Ficino (1476) – Quando as divindades estão alegres...
Quando as divindades estão alegres, os corpos celestes, que são como seus olhos, riem e se transportam de alegria ao resplandecer e se mover.
Visto que percebemos, pelos raios celestes que dos corpos supracelestes descem até nós passando pelos corpos celestes como por vidro, que a luz concede a todos os seres sua perfeição, sentido, certeza, graça e alegria, é necessário que ela seja, nos espíritos acima do céu, a perfeição de sua forma, a fecundidade de sua vida, a clarividência de seus sentidos, a límpida certeza de sua verdadeira inteligência, a abundância de sua graça e a riqueza de sua alegria.
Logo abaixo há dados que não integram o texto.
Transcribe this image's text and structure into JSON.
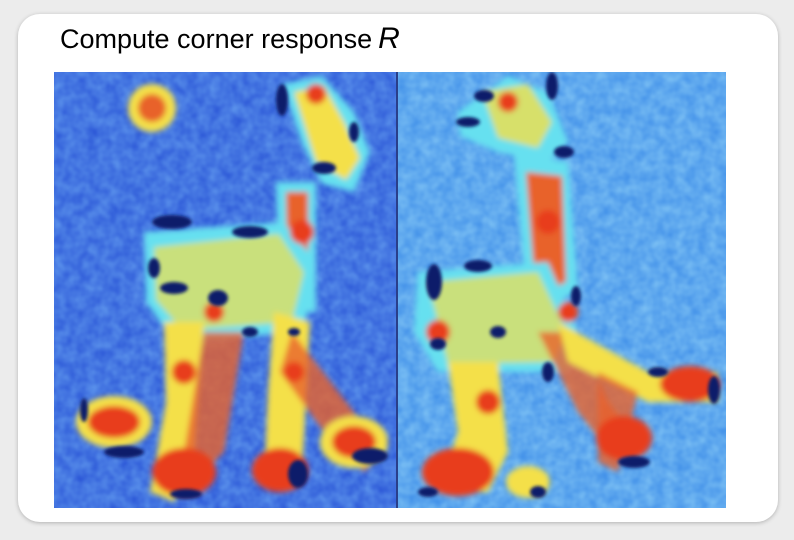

A imagem de todas essas qualidades é o esplendor do céu, ou melhor, uma sombra quanto à sua claridade, pois o corpo do céu pode reproduzir menos exatamente o brilho do espírito do que a terra reproduz o fulgor do céu. Na admirável alegria dos espíritos celestes, o céu, semelhante a seu corpo e mesmo a seu olho - pois Orfeu chamava o sol de “olho” - manifesta seu riso em seu esplendor e seu júbilo em seu movimento, assim como a terra, muito distante desses mesmos espíritos, manifesta suas lágrimas em suas trevas e seu torpor em sua imobilidade e inação.
Porém, não se deve crer que o céu seja movido por alguma força ou por deficiência, pois seu movimento é naturalmente perpétuo e não abandona seu lugar natural. Ele é, portanto, a substância absolutíssima da qual nada se subtrai e que, por uma espécie de êxtase de alegria que a transporta, não consegue repousar. Segundo os pitagóricos, é ao som do canto das divindades alegres que as esferas conduzem os coros astrais, produzindo assim uma harmonia maravilhosa em movimentos muito ordenados e variados. Diante do riso dos astros, manifestado principalmente por seus raios, tudo o que está sob o céu e acima da terra sorri; diante das trevas, como diante da tristeza, tudo se entristece, pois costumamos nos alegrar com os que riem e nos entristecer com os que choram.